Q, the first assistant without gender

Q, the first assistant without gender



A campaign denounces gender stereotypes in virtual assistants



  At the end of last year, the agency Tangoº, along with the National Confederation of Women in Equality and the Association of Men for Gender Equality (AHIGE) launched a campaign to ask that virtual assistants such as Siri or Alexa stop having a voice. woman. "Sometimes gender stereotypes are so established in our daily lives that they go unnoticed," they said.

A complaint that has been repeated by several countries and that has had echo. Virtue and Copenhagen Pride have created Q, the first neutral voice assistant that does not sound like a man or a woman.

  His first public words came earlier this month in Texas (United States) at the South by Southwest Festival in Austin. During the programming of Q, the researchers recorded 24 people who identified themselves as binary gender, transgender or fluid gender.

The objective of these tests was the search for a common point among all the voices and to reach neutrality with the mixture of them. However, it was not. Finally they chose a single voice that corresponded to a neutral gender rank, according to their research.

To reach that point, the researchers from Virtue and Copenhagen Pride asked 4,500 people where they fit the different voice tests. The winner was perceived by 50% of the respondents as a neutral voice, while 26% considered it closer to the masculine spectrum and 24% to the female spectrum.

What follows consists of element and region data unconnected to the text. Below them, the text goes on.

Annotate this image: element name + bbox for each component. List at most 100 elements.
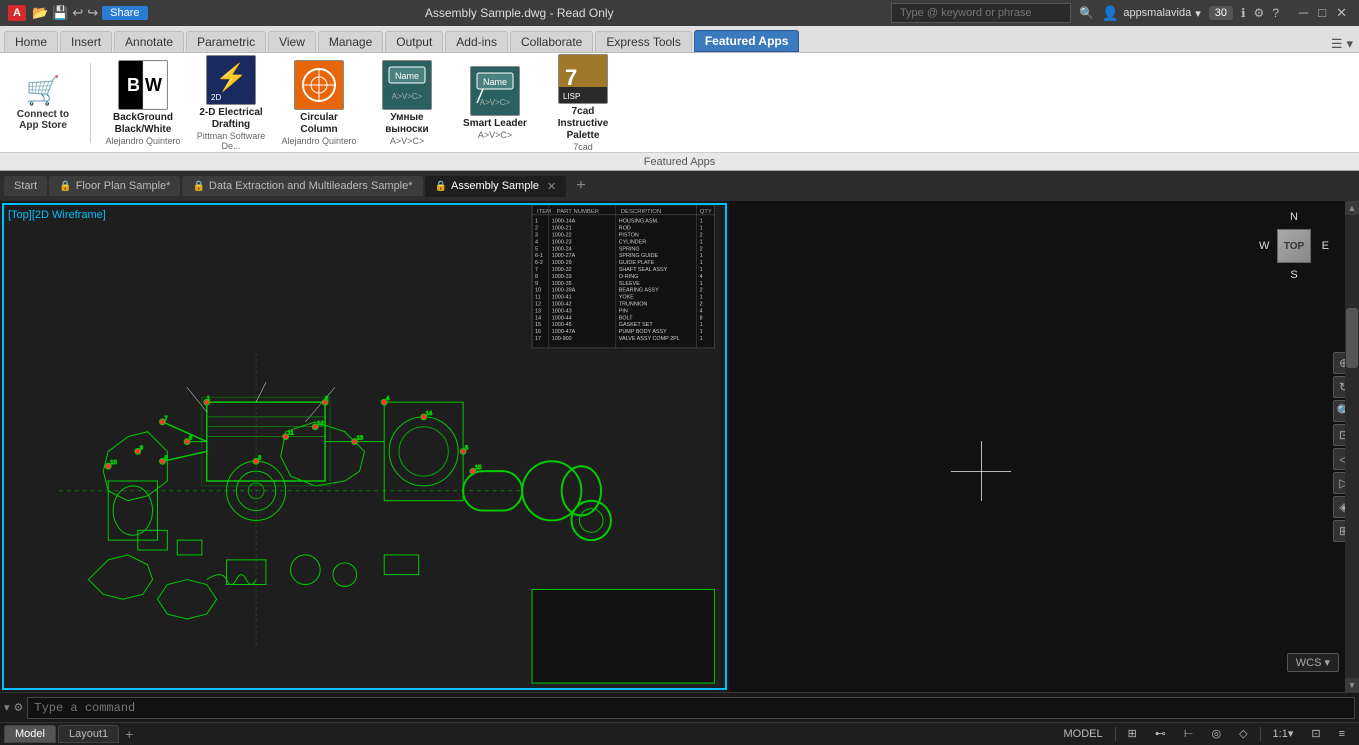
app-smart-callout[interactable]: Name A>V>C> Умные выноски A>V>C> xyxy=(367,58,447,148)
scrollbar-thumb[interactable] xyxy=(1346,308,1358,368)
svg-text:1: 1 xyxy=(700,336,703,342)
app-electrical[interactable]: ⚡ 2D 2-D ElectricalDrafting Pittman Soft… xyxy=(191,53,271,153)
titlebar-center: Assembly Sample.dwg - Read Only xyxy=(425,6,614,20)
viewcube-top-button[interactable]: TOP xyxy=(1277,229,1311,263)
command-gear-icon[interactable]: ⚙ xyxy=(14,701,24,714)
app-7cad-name: 7cad InstructivePalette xyxy=(545,106,621,142)
right-panel: N S E W TOP ⊕ ↻ 🔍 ⊡ ◁ ▷ ◈ ⊞ WCS ▾ ▲ xyxy=(729,201,1359,692)
redo-icon[interactable]: ↪ xyxy=(87,5,98,21)
grid-button[interactable]: ⊞ xyxy=(1122,726,1143,741)
svg-text:2: 2 xyxy=(700,233,703,239)
tab-output[interactable]: Output xyxy=(385,31,443,52)
settings-icon[interactable]: ⚙ xyxy=(1254,6,1265,20)
tab-add-ins[interactable]: Add-ins xyxy=(445,31,508,52)
svg-text:12: 12 xyxy=(535,302,541,308)
svg-text:1: 1 xyxy=(207,396,210,402)
lock-icon-2: 🔒 xyxy=(192,181,204,192)
connect-to-appstore-button[interactable]: 🛒 Connect toApp Store xyxy=(8,74,78,131)
annotation-scale-button[interactable]: 1:1▾ xyxy=(1267,726,1300,741)
add-layout-button[interactable]: + xyxy=(121,726,137,742)
svg-text:1000-45: 1000-45 xyxy=(552,322,572,328)
tab-express-tools[interactable]: Express Tools xyxy=(595,31,691,52)
customization-button[interactable]: ≡ xyxy=(1333,727,1351,741)
canvas-area[interactable]: [Top][2D Wireframe] ITEM PART NUMBER DES… xyxy=(2,203,727,690)
svg-text:2: 2 xyxy=(325,396,328,402)
command-area: ▾ ⚙ xyxy=(0,692,1359,722)
new-tab-button[interactable]: + xyxy=(568,173,593,199)
app-circular-name: Circular Column xyxy=(281,112,357,136)
ribbon-content: 🛒 Connect toApp Store B W BackGroundBlac… xyxy=(0,52,1359,152)
tab-view[interactable]: View xyxy=(268,31,316,52)
dropdown-icon[interactable]: ▾ xyxy=(1195,7,1201,20)
tab-data-extraction[interactable]: 🔒 Data Extraction and Multileaders Sampl… xyxy=(182,176,422,196)
ortho-button[interactable]: ⊢ xyxy=(1178,726,1200,741)
snap-button[interactable]: ⊷ xyxy=(1149,726,1172,741)
minimize-button[interactable]: ─ xyxy=(1295,5,1312,21)
app-smart-callout-icon: Name A>V>C> xyxy=(382,60,432,110)
viewcube-s: S xyxy=(1290,269,1297,281)
scrollbar-track[interactable] xyxy=(1345,215,1359,678)
app-smart-leader-author: A>V>C> xyxy=(478,130,512,140)
tab-annotate[interactable]: Annotate xyxy=(114,31,184,52)
svg-text:3: 3 xyxy=(535,233,538,239)
ribbon-dropdown-icon[interactable]: ▾ xyxy=(1346,36,1353,52)
layout-tab-layout1[interactable]: Layout1 xyxy=(58,725,119,743)
viewcube[interactable]: N S E W TOP xyxy=(1259,211,1329,281)
scrollbar-down-button[interactable]: ▼ xyxy=(1345,678,1359,692)
tab-floor-plan[interactable]: 🔒 Floor Plan Sample* xyxy=(49,176,180,196)
svg-text:1: 1 xyxy=(700,295,703,301)
command-dropdown-icon[interactable]: ▾ xyxy=(4,701,10,714)
viewcube-n: N xyxy=(1290,211,1298,223)
app-7cad-icon: 7 LISP xyxy=(558,54,608,104)
svg-text:PUMP BODY ASSY: PUMP BODY ASSY xyxy=(619,329,667,335)
document-tabs-bar: Start 🔒 Floor Plan Sample* 🔒 Data Extrac… xyxy=(0,171,1359,201)
command-input[interactable] xyxy=(34,701,1348,715)
svg-text:1000-14A: 1000-14A xyxy=(552,219,576,225)
svg-text:1000-39A: 1000-39A xyxy=(552,288,576,294)
app-circular[interactable]: Circular Column Alejandro Quintero xyxy=(279,58,359,148)
model-label[interactable]: MODEL xyxy=(1058,727,1109,741)
tab-home[interactable]: Home xyxy=(4,31,58,52)
right-scrollbar[interactable]: ▲ ▼ xyxy=(1345,201,1359,692)
svg-text:1000-21: 1000-21 xyxy=(552,226,572,232)
svg-text:A>V>C>: A>V>C> xyxy=(480,98,511,107)
scrollbar-up-button[interactable]: ▲ xyxy=(1345,201,1359,215)
undo-icon[interactable]: ↩ xyxy=(72,5,83,21)
svg-text:HOUSING ASM.: HOUSING ASM. xyxy=(619,219,659,225)
polar-button[interactable]: ◎ xyxy=(1205,726,1227,741)
titlebar-right: 🔍 👤 appsmalavida ▾ 30 ℹ ⚙ ? ─ □ ✕ xyxy=(891,3,1351,23)
tab-insert[interactable]: Insert xyxy=(60,31,112,52)
info-icon[interactable]: ℹ xyxy=(1241,6,1246,20)
svg-text:⚡: ⚡ xyxy=(215,62,247,93)
restore-button[interactable]: □ xyxy=(1314,5,1330,21)
search-icon[interactable]: 🔍 xyxy=(1079,6,1094,20)
username[interactable]: appsmalavida xyxy=(1123,7,1191,19)
tab-assembly-sample[interactable]: 🔒 Assembly Sample ✕ xyxy=(425,176,567,197)
svg-text:2: 2 xyxy=(535,226,538,232)
open-icon[interactable]: 📂 xyxy=(32,5,48,21)
tab-collaborate[interactable]: Collaborate xyxy=(510,31,593,52)
app-background-author: Alejandro Quintero xyxy=(105,136,180,146)
app-7cad[interactable]: 7 LISP 7cad InstructivePalette 7cad xyxy=(543,52,623,154)
svg-text:16: 16 xyxy=(535,329,541,335)
svg-text:DESCRIPTION: DESCRIPTION xyxy=(621,209,661,215)
separator-1 xyxy=(1115,727,1116,741)
osnap-button[interactable]: ◇ xyxy=(1233,726,1253,741)
tab-parametric[interactable]: Parametric xyxy=(186,31,266,52)
layout-tab-model[interactable]: Model xyxy=(4,725,56,743)
app-background[interactable]: B W BackGroundBlack/White Alejandro Quin… xyxy=(103,58,183,148)
tab-featured-apps[interactable]: Featured Apps xyxy=(694,30,800,52)
close-button[interactable]: ✕ xyxy=(1332,5,1351,21)
tab-start[interactable]: Start xyxy=(4,176,47,196)
search-input[interactable] xyxy=(891,3,1071,23)
app-smart-leader[interactable]: Name A>V>C> Smart Leader A>V>C> xyxy=(455,64,535,142)
ribbon-menu-icon[interactable]: ☰ xyxy=(1331,36,1343,52)
wcs-indicator-button[interactable]: WCS ▾ xyxy=(1287,653,1339,672)
viewport-scale-button[interactable]: ⊡ xyxy=(1305,726,1326,741)
window-controls: ─ □ ✕ xyxy=(1295,5,1351,21)
close-tab-button[interactable]: ✕ xyxy=(547,180,556,193)
tab-manage[interactable]: Manage xyxy=(318,31,383,52)
help-icon[interactable]: ? xyxy=(1272,6,1279,20)
share-button[interactable]: Share xyxy=(102,6,147,20)
save-icon[interactable]: 💾 xyxy=(52,5,68,21)
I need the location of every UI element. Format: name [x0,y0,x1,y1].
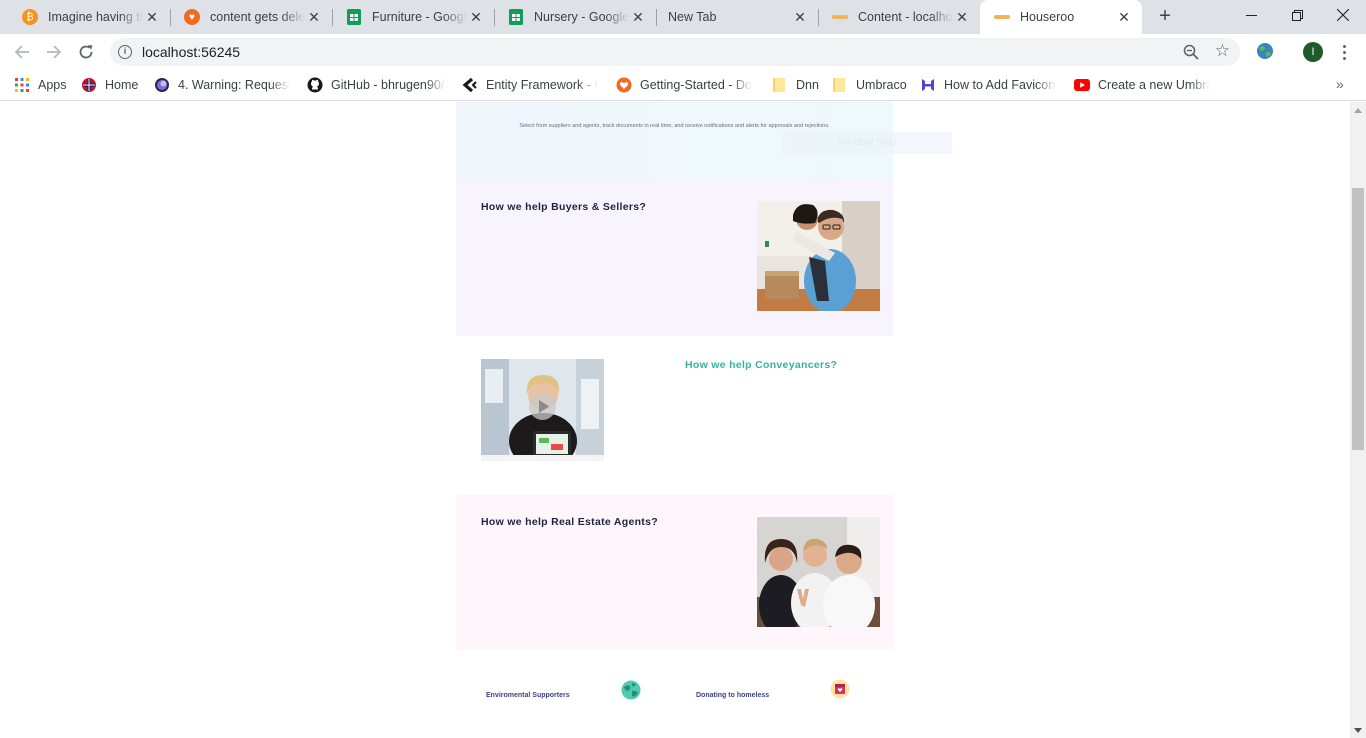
close-tab-icon[interactable]: ✕ [954,9,970,25]
youtube-icon [1074,77,1090,93]
tab-new-tab[interactable]: New Tab ✕ [656,0,818,34]
scroll-up-icon[interactable] [1354,108,1362,113]
globe-extension-icon[interactable] [1256,42,1274,60]
buyers-heading: How we help Buyers & Sellers? [481,201,647,213]
tab-content-localhost[interactable]: Content - localhos ✕ [818,0,980,34]
tab-nursery[interactable]: Nursery - Google S ✕ [494,0,656,34]
close-tab-icon[interactable]: ✕ [306,9,322,25]
agents-photo [757,517,880,627]
agents-heading: How we help Real Estate Agents? [481,516,658,528]
scroll-down-icon[interactable] [1354,728,1362,733]
bookmark-entity-framework[interactable]: Entity Framework - C [462,76,598,94]
close-tab-icon[interactable]: ✕ [792,9,808,25]
close-window-button[interactable] [1320,0,1366,30]
bookmark-github[interactable]: GitHub - bhrugen90/ [307,76,446,94]
conveyancers-video-thumbnail[interactable] [481,359,604,461]
bookmark-youtube[interactable]: Create a new Umbrac [1074,76,1210,94]
bookmark-warning[interactable]: 4. Warning: Requeste [154,76,290,94]
section-conveyancers: How we help Conveyancers? [456,336,893,494]
apps-grid-icon [14,77,30,93]
address-bar[interactable]: i localhost:56245 ☆ [110,38,1240,66]
github-icon [307,77,323,93]
bookmark-apps[interactable]: Apps [14,76,67,94]
umbraco-heart-icon [616,77,632,93]
close-tab-icon[interactable]: ✕ [630,9,646,25]
sheets-icon [508,9,524,25]
home-flag-icon [81,77,97,93]
reload-button[interactable] [72,38,100,66]
close-tab-icon[interactable]: ✕ [1116,9,1132,25]
bookmarks-bar: Apps Home 4. Warning: Requeste GitHub - … [0,70,1366,101]
bitcoin-icon: ₿ [22,9,38,25]
environmental-supporters-label: Enviromental Supporters [486,692,570,699]
bookmark-home[interactable]: Home [81,76,138,94]
window-snip-overlay: Window Snip [782,132,952,154]
h-logo-icon [920,77,936,93]
eclipse-icon [154,77,170,93]
page-viewport: Select from suppliers and agents, track … [0,102,1350,738]
tab-houseroo[interactable]: Houseroo ✕ [980,0,1142,34]
folder-icon [832,77,848,93]
forward-arrow-icon [47,45,62,59]
houseroo-logo-icon [832,9,848,25]
close-tab-icon[interactable]: ✕ [468,9,484,25]
section-buyers-sellers: How we help Buyers & Sellers? [456,179,893,336]
minimize-button[interactable] [1228,0,1274,30]
bookmark-folder-umbraco[interactable]: Umbraco [832,76,907,94]
close-tab-icon[interactable]: ✕ [144,9,160,25]
earth-globe-icon [621,680,641,700]
tab-furniture[interactable]: Furniture - Google ✕ [332,0,494,34]
page-scrollbar[interactable] [1350,102,1366,738]
section-real-estate-agents: How we help Real Estate Agents? [456,494,893,650]
profile-avatar[interactable]: I [1303,42,1323,62]
hero-description: Select from suppliers and agents, track … [519,123,830,129]
umbraco-heart-icon: ♥ [184,9,200,25]
folder-icon [772,77,788,93]
bookmark-star-icon[interactable]: ☆ [1215,42,1230,60]
buyers-photo [757,201,880,311]
play-video-icon [529,393,556,420]
back-button[interactable] [8,38,36,66]
houseroo-logo-icon [994,9,1010,25]
tab-strip: ₿ Imagine having th ✕ ♥ content gets del… [0,0,1366,34]
new-tab-button[interactable]: + [1154,6,1176,28]
charity-box-icon [830,679,850,699]
tab-content-deleted[interactable]: ♥ content gets delet ✕ [170,0,332,34]
forward-button[interactable] [40,38,68,66]
reload-icon [79,45,93,59]
bookmarks-overflow-icon[interactable]: » [1336,76,1344,92]
site-info-icon[interactable]: i [118,45,132,59]
scrollbar-thumb[interactable] [1352,188,1364,450]
address-url[interactable]: localhost:56245 [142,44,240,60]
conveyancers-heading: How we help Conveyancers? [685,359,838,371]
bookmark-folder-dnn[interactable]: Dnn [772,76,819,94]
zoom-icon[interactable] [1182,43,1200,61]
donating-homeless-label: Donating to homeless [696,692,770,699]
back-arrow-icon [14,45,29,59]
chevron-logo-icon [462,77,478,93]
browser-toolbar: i localhost:56245 ☆ I [0,34,1366,70]
restore-button[interactable] [1274,0,1320,30]
sheets-icon [346,9,362,25]
browser-menu-icon[interactable] [1336,42,1352,62]
bookmark-getting-started[interactable]: Getting-Started - Doc [616,76,752,94]
bookmark-favicon[interactable]: How to Add Favicon t [920,76,1056,94]
tab-imagine[interactable]: ₿ Imagine having th ✕ [8,0,170,34]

Experts focus on several studies that show that the female voice is "closer and more pleasant when it comes to interacting". This is what the Indiana University professor, Karl MacDorman, defends.

In their research, the American expert along with his team of collaborators presented a series of recordings of male and female voices to people of both sexes, and then asked them to identify which ones they preferred while assessing how the participants responded to the voices. Both women and men said they perceived women's voices warmer.

The female voices were the most chosen by the users who made the tests for companies such as Apple, Amazon or Microsoft, both men and women. In addition, two independent studies revealed in 2017 that both men and women prefer a female voice because it is more "pleasant and understanding".

Currently, virtual assistants are becoming the perfect assistants to perform daily tasks. Among the best known include Siri (the virtual assistant of Apple), Cortana (Microsoft), Alexa (Amazon).